All the furniture we built was previously made of cardboard to prevent the loss of wood and being sure that all the elements matched to the curved walls. Like that we saved a lot of money by buying the exact amount of ply wood we needed. We painted it all in a smokey green color which should adapt a bit to nature – we wanted to add some color, but not too bright ones. Our handles refer to the forest – they look like leaves growing out of our cupboards and drawers. The inside of the cupboards and drawers are painted in stripes with the left over colors that we used for the floor.
Most of the things we built have more than one purpose – there is not a lot of space in a van and we wanted to use every little corner with intelligent construction to optimize space and storage. We have a water system, a gas cooker, a fridge and lights installed and linked to a second battery. Since last month we have a third battery as well which is portable and works with a solar panel to provide electricity for our laptops and camera gear. Like this we are even more independent.
How long have you been traveling and living this way?
We are traveling part-time and still have our 400 year old flat in the middle of the old town – living in both worlds is perfect for us. We are living like this since Spring.

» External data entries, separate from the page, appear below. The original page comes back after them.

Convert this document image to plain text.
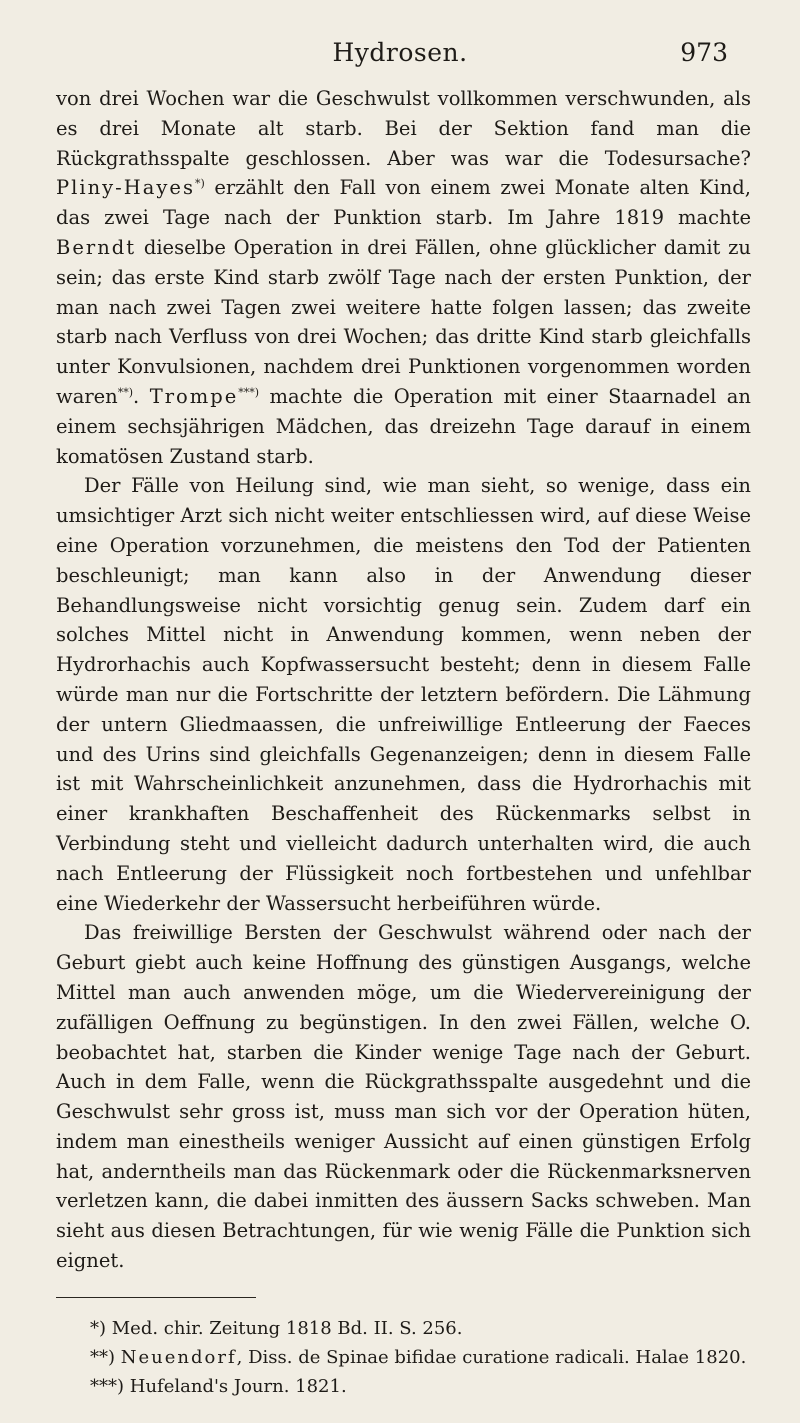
Hydrosen.	973

von drei Wochen war die Geschwulst vollkommen verschwunden, als es drei Monate alt starb. Bei der Sektion fand man die Rückgrathsspalte geschlossen. Aber was war die Todesursache? Pliny-Hayes*) erzählt den Fall von einem zwei Monate alten Kind, das zwei Tage nach der Punktion starb. Im Jahre 1819 machte Berndt dieselbe Operation in drei Fällen, ohne glücklicher damit zu sein; das erste Kind starb zwölf Tage nach der ersten Punktion, der man nach zwei Tagen zwei weitere hatte folgen lassen; das zweite starb nach Verfluss von drei Wochen; das dritte Kind starb gleichfalls unter Konvulsionen, nachdem drei Punktionen vorgenommen worden waren**). Trompe***) machte die Operation mit einer Staarnadel an einem sechsjährigen Mädchen, das dreizehn Tage darauf in einem komatösen Zustand starb.

Der Fälle von Heilung sind, wie man sieht, so wenige, dass ein umsichtiger Arzt sich nicht weiter entschliessen wird, auf diese Weise eine Operation vorzunehmen, die meistens den Tod der Patienten beschleunigt; man kann also in der Anwendung dieser Behandlungsweise nicht vorsichtig genug sein. Zudem darf ein solches Mittel nicht in Anwendung kommen, wenn neben der Hydrorhachis auch Kopfwassersucht besteht; denn in diesem Falle würde man nur die Fortschritte der letztern befördern. Die Lähmung der untern Gliedmaassen, die unfreiwillige Entleerung der Faeces und des Urins sind gleichfalls Gegenanzeigen; denn in diesem Falle ist mit Wahrscheinlichkeit anzunehmen, dass die Hydrorhachis mit einer krankhaften Beschaffenheit des Rückenmarks selbst in Verbindung steht und vielleicht dadurch unterhalten wird, die auch nach Entleerung der Flüssigkeit noch fortbestehen und unfehlbar eine Wiederkehr der Wassersucht herbeiführen würde.

Das freiwillige Bersten der Geschwulst während oder nach der Geburt giebt auch keine Hoffnung des günstigen Ausgangs, welche Mittel man auch anwenden möge, um die Wiedervereinigung der zufälligen Oeffnung zu begünstigen. In den zwei Fällen, welche O. beobachtet hat, starben die Kinder wenige Tage nach der Geburt. Auch in dem Falle, wenn die Rückgrathsspalte ausgedehnt und die Geschwulst sehr gross ist, muss man sich vor der Operation hüten, indem man einestheils weniger Aussicht auf einen günstigen Erfolg hat, anderntheils man das Rückenmark oder die Rückenmarksnerven verletzen kann, die dabei inmitten des äussern Sacks schweben. Man sieht aus diesen Betrachtungen, für wie wenig Fälle die Punktion sich eignet.

*) Med. chir. Zeitung 1818 Bd. II. S. 256.
**) Neuendorf, Diss. de Spinae bifidae curatione radicali. Halae 1820.
***) Hufeland's Journ. 1821.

What made you decide that vanlife is right for you?
We both are working a lot and wanted to have the possibility to break out of this. Since we have the opportunity to drive to the mountains whenever we feel like on the weekends, we are much more connected to nature what calms us down in busy times.
What was your life like before vanlife?
It was similar when it comes to traveling, most of the times we travelled by car but needed to search for motels or B&B’s for the night. We definitely spent more money back then because we could not cook our own food and needed to pay for every stay. Now we are traveling a lot more because we can also stay local – for example a weekend in the mountains would not be affordable for us if we needed to pay for hotels and restaurants every time we are up there. It feels much more like home with Fred than renting a car and sleeping in a different room every night.
What does your typical day look like, from when you wake up to when you go to bed?
Happy to say that there are not a lot of typical days or routines so far. We adapt to the location and what plans we made for the day. But the day often starts by making the bed, stowing away our things and cooking tea and coffee, sitting outside for a while and watching nature to wake up.
What has been your most memorable vanlife experience so far?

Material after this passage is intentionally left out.